La reco plus que la compétition
C’est dans ce contexte que l’équipe a décidé de faire l’impasse sur le Tour Auvergne-Rhône-Alpes, du 7 au 14 juin. La course a cédé sa place à un bloc de préparation sur mesure : altitude, récupération et surtout un travail poussé de reconnaissance du parcours. On comprend la démarche pour plusieurs raisons. La première raison, c’est que Remco n’a pas besoin d’enchaîner les courses pour trouver son niveau. Il l’a prouvé en switchant du Tour de Catalogne vers le Tour des Flandres sans course intermédiaire, pour terminer troisième derrière Pogacar. Là où d’autres ont besoin d’accumuler, Evenepoel peut viser juste et presque immédiatement. C’est du moins le postulat.
La deuxième raison touche à la nature même du cyclisme d’aujourd’hui : les écarts au sommet sont devenus si ténus que chaque information sur le terrain devient un levier. Pour un Tour 2026 qui s’annonce particulièrement sélectif (avec 54.450 m de dénivelé, huit étapes de montagne dont deux arrivées consécutives à l’Alpe d’Huez dans la dernière semaine), ce capital de connaissance peut faire la différence à des instants où les rivaux improvisent. Et de toute façon, le Tour Auvergne-Rhône-Alpes est devenu une course de purs grimpeurs. Remco n’en tirerait rien d’utile à six semaines de la Grande Boucle.

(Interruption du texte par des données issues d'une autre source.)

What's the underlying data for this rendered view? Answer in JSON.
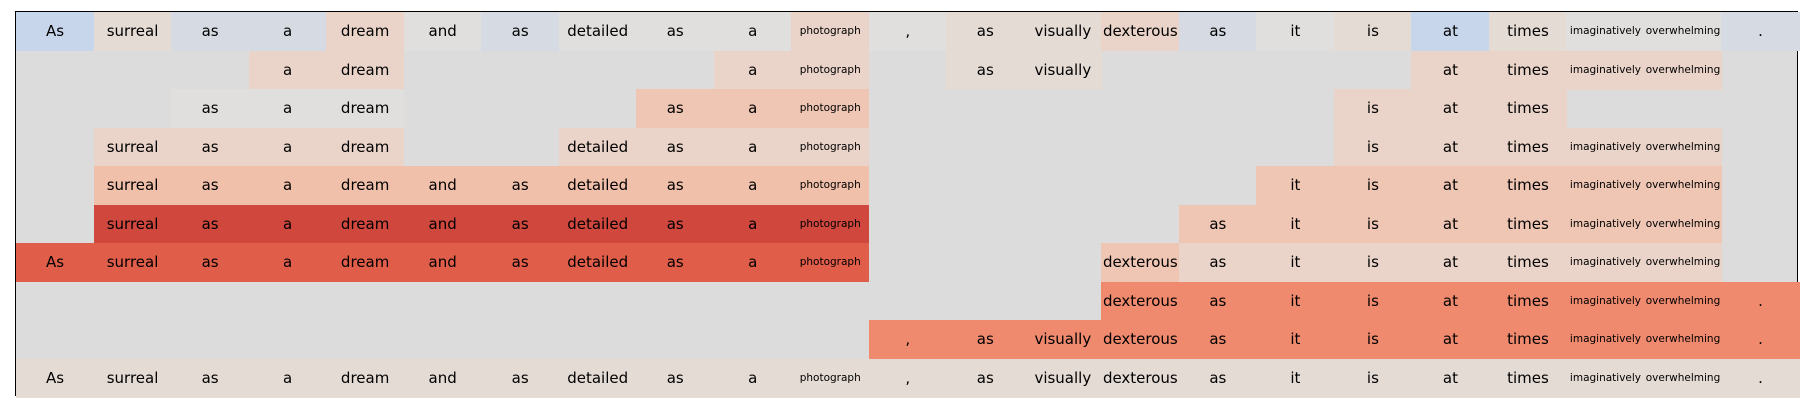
{
  "chart_data": {
    "type": "heatmap",
    "title": "",
    "xlabel": "",
    "ylabel": "",
    "tokens": [
      "As",
      "surreal",
      "as",
      "a",
      "dream",
      "and",
      "as",
      "detailed",
      "as",
      "a",
      "photograph",
      ",",
      "as",
      "visually",
      "dexterous",
      "as",
      "it",
      "is",
      "at",
      "times",
      "imaginatively",
      "overwhelming",
      "."
    ],
    "small_tokens": [
      10,
      20,
      21
    ],
    "palette": {
      "background": "#dcdcdc",
      "colors": {
        "blue": "#c8d6ec",
        "bluegray": "#d5dae3",
        "neutral": "#e0dfdd",
        "warmneutral": "#e5dbd5",
        "pale": "#ead3c8",
        "light": "#efc6b4",
        "lightmid": "#f1c0aa",
        "peach": "#f3b79e",
        "coral": "#ef8a6e",
        "red": "#e05d4a",
        "darkred": "#d0473e"
      }
    },
    "rows": [
      {
        "shown": [
          0,
          1,
          2,
          3,
          4,
          5,
          6,
          7,
          8,
          9,
          10,
          11,
          12,
          13,
          14,
          15,
          16,
          17,
          18,
          19,
          20,
          21,
          22
        ],
        "colors": [
          "blue",
          "warmneutral",
          "bluegray",
          "bluegray",
          "pale",
          "neutral",
          "bluegray",
          "neutral",
          "neutral",
          "neutral",
          "pale",
          "neutral",
          "warmneutral",
          "warmneutral",
          "pale",
          "bluegray",
          "neutral",
          "warmneutral",
          "blue",
          "warmneutral",
          "neutral",
          "neutral",
          "bluegray"
        ]
      },
      {
        "shown": [
          3,
          4,
          9,
          10,
          12,
          13,
          18,
          19,
          20,
          21
        ],
        "colors": {
          "3": "pale",
          "4": "pale",
          "9": "pale",
          "10": "pale",
          "12": "warmneutral",
          "13": "warmneutral",
          "18": "pale",
          "19": "pale",
          "20": "pale",
          "21": "pale"
        }
      },
      {
        "shown": [
          2,
          3,
          4,
          8,
          9,
          10,
          17,
          18,
          19
        ],
        "colors": {
          "2": "neutral",
          "3": "neutral",
          "4": "neutral",
          "8": "light",
          "9": "light",
          "10": "light",
          "17": "pale",
          "18": "pale",
          "19": "pale"
        }
      },
      {
        "shown": [
          1,
          2,
          3,
          4,
          7,
          8,
          9,
          10,
          17,
          18,
          19,
          20,
          21
        ],
        "colors": {
          "1": "pale",
          "2": "pale",
          "3": "pale",
          "4": "pale",
          "7": "pale",
          "8": "pale",
          "9": "pale",
          "10": "pale",
          "17": "pale",
          "18": "pale",
          "19": "pale",
          "20": "pale",
          "21": "pale"
        }
      },
      {
        "shown": [
          1,
          2,
          3,
          4,
          5,
          6,
          7,
          8,
          9,
          10,
          16,
          17,
          18,
          19,
          20,
          21
        ],
        "colors": {
          "1": "lightmid",
          "2": "lightmid",
          "3": "lightmid",
          "4": "lightmid",
          "5": "lightmid",
          "6": "lightmid",
          "7": "lightmid",
          "8": "lightmid",
          "9": "lightmid",
          "10": "lightmid",
          "16": "light",
          "17": "light",
          "18": "light",
          "19": "light",
          "20": "light",
          "21": "light"
        }
      },
      {
        "shown": [
          1,
          2,
          3,
          4,
          5,
          6,
          7,
          8,
          9,
          10,
          15,
          16,
          17,
          18,
          19,
          20,
          21
        ],
        "colors": {
          "1": "darkred",
          "2": "darkred",
          "3": "darkred",
          "4": "darkred",
          "5": "darkred",
          "6": "darkred",
          "7": "darkred",
          "8": "darkred",
          "9": "darkred",
          "10": "darkred",
          "15": "light",
          "16": "light",
          "17": "light",
          "18": "light",
          "19": "light",
          "20": "light",
          "21": "light"
        }
      },
      {
        "shown": [
          0,
          1,
          2,
          3,
          4,
          5,
          6,
          7,
          8,
          9,
          10,
          14,
          15,
          16,
          17,
          18,
          19,
          20,
          21
        ],
        "colors": {
          "0": "red",
          "1": "red",
          "2": "red",
          "3": "red",
          "4": "red",
          "5": "red",
          "6": "red",
          "7": "red",
          "8": "red",
          "9": "red",
          "10": "red",
          "14": "light",
          "15": "pale",
          "16": "pale",
          "17": "pale",
          "18": "pale",
          "19": "pale",
          "20": "pale",
          "21": "pale"
        }
      },
      {
        "shown": [
          14,
          15,
          16,
          17,
          18,
          19,
          20,
          21,
          22
        ],
        "colors": {
          "14": "coral",
          "15": "coral",
          "16": "coral",
          "17": "coral",
          "18": "coral",
          "19": "coral",
          "20": "coral",
          "21": "coral",
          "22": "coral"
        }
      },
      {
        "shown": [
          11,
          12,
          13,
          14,
          15,
          16,
          17,
          18,
          19,
          20,
          21,
          22
        ],
        "colors": {
          "11": "coral",
          "12": "coral",
          "13": "coral",
          "14": "coral",
          "15": "coral",
          "16": "coral",
          "17": "coral",
          "18": "coral",
          "19": "coral",
          "20": "coral",
          "21": "coral",
          "22": "coral"
        }
      },
      {
        "shown": [
          0,
          1,
          2,
          3,
          4,
          5,
          6,
          7,
          8,
          9,
          10,
          11,
          12,
          13,
          14,
          15,
          16,
          17,
          18,
          19,
          20,
          21,
          22
        ],
        "colors": "warmneutral"
      }
    ]
  }
}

Changer de corps avant Barcelone
Mais il y a encore un autre argument. Il est morphologique. Le Remco qui a couru ce printemps n’est pas le Remco qui devra performer en juillet. Construit pour les classiques, plus musclé qu’à l’ordinaire après un hiver de travail athlétique soutenu, il a gagné en puissance pour sprinter après six heures de course. Ça a marché. Mais le Tour impose une autre équation. Pogacar lui-même, dominateur sur le Tour de Romandie malgré un poids dit « de classiques », a expliqué qu’il allait encore s’affiner avant juillet.
Entre le 1er avril et le 4 juillet, la silhouette de Remco va donc changer. Un ou deux kilos de masse musculaire en moins pour aboutir à un profil plus léger pour les longues ascensions. Car ces semaines sans compétition sont aussi des semaines de transformation.

Ce n’est pas du repos, mais c’est une préparation d’un autre type et peut-être décisive. Et du côté de Red Bull-BORA, c’est aussi la signature d’un management qui fonctionne sur base de données et de décisions collectives, loin de la logique individuelle qui semblait prévaloir chez Soudal Quick-Step.

Tour de France 2026 : le verdict dans les cols
Remco prendra le départ du championnat de Belgique en ligne le 28 juin à Brasschaat avant de rejoindre Barcelone six jours plus tard. Ce sera sa première vraie course depuis Liège. Un pari a priori réfléchi. Mais Barcelone, cette fois, ne laissera aucune échappatoire. Pogacar sera là, Vingegaard aussi et il y aura en plus Paul Seixas, la révélation du printemps avec sa victoire sur la Flèche wallonne et sa deuxième place à Liège. La hiérarchie que Remco Evenepoel doit renverser au Tour de France 2026 n’aura jamais été aussi dense. Cette stratégie sera jugée dans les Pyrénées et dans les Alpes, mais pas avant.